As moedas virtuais e a revolução das relações econômicas
Enviada em 09/01/2021
Na série animada “Os Simpsons”, o personagem Homer, apesar de não querer ceder às inovações tecnológicas, fica maravilhado ao descobrir as facilidades das transferências financeiras digitais. De fato, casos como o dele não se limitam a cenários fictícios e refletem o quanto essa nova realidade pode simplificar tarefas cotidianas. Nesse sentido, debater acerca das moedas virtuais e a revolução das relações econômicas é pertinente ao contexto brasileiro. Sobre essa perspectiva, é apropriado alegar que transformar o dinheiro em digital é uma tendência do mundo pós revoluções e o Estado deve agir de maneira eficaz para tornar essa experiência mais segura possível.
Deve-se pontuar, antes de tudo, que com o advento da Terceira Revolução Industrial, a tecnologia passou a ser incorporada na rotina dos indivíduos, de modo a transformar desde os elementos mais comuns aos mais complexos. Nessa lógica, é válido afirmar que era esperado a moeda, objeto de grande necessidade, também estar subordinada a essa tendência. Segundo o escritor Paulo Coelho, o caminho digital é sem volta. Logo, presume-se que não há como regredir após uma revolução, apenas adequar-se a ela. Dessarte, é utópico impedir que as moedas virtuais estejam presentes na sociedade.

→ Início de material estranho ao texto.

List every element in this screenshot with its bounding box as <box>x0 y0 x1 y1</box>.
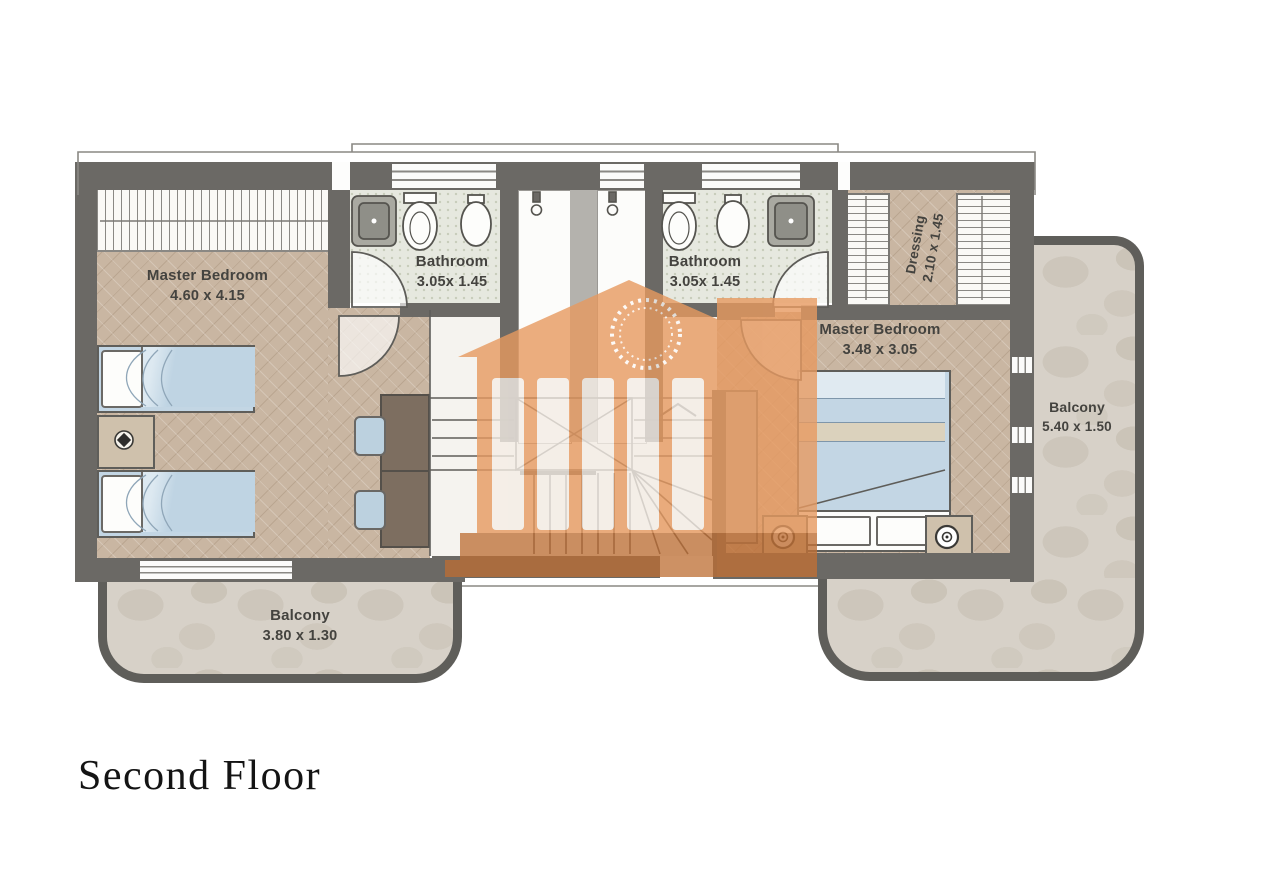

Ademais, essa inovação, uma vez que passará a fazer mais parte do cotidiano dos cidadãos, precisa ser introduzida com segurança pelo Estado. Em contraste com esse cenário, os golpes virtuais cresceram cerca de 110% nos últimos anos, de acordo com o Ministério Público Federal (MPF). Por certo, essa situação crítica não apenas prejudicará os indivíduos que desejam acompanhar essa tendência, como também afastará a possibilidade de ter novos adeptos. Desse modo, percebe-se que os brasileiros precisam acompanhar a revolução digital das moedas, por isso, há uma certa na adoção de medidas as quais trabalhem esse problema e seus efeitos.
Torna-se evidente, portanto, que casos como o do Homer precisam ser refletidos na sociedade brasileira. Assim, cabe ao Ministério das Inovações, com ações das delegacias especializadas, realizar investigações dos suspeitos de cometerem golpes virtuais, por meio da elaboração de um projeto nacional voltado a colher e distribuir informações internamente sobre esses criminosos, com o intuito de facilitar a reunião de provas que os levem a prisão, consequentemente essa atitude do Estado levará a diminuição dos dados levantados pelo MPF nos próximos anos. Além disso, a mídia, tanto a tradicional como as modernas, precisam divulgar as prisões realizadas por esse projeto, por intermédio de matérias em programas e redes de grande alcance, a fim de coagir os criminosos a afastarem-se dos meios digitais. Enfim, a partir dessas ações, os brasileiros poderão adotar essa revolução econômica.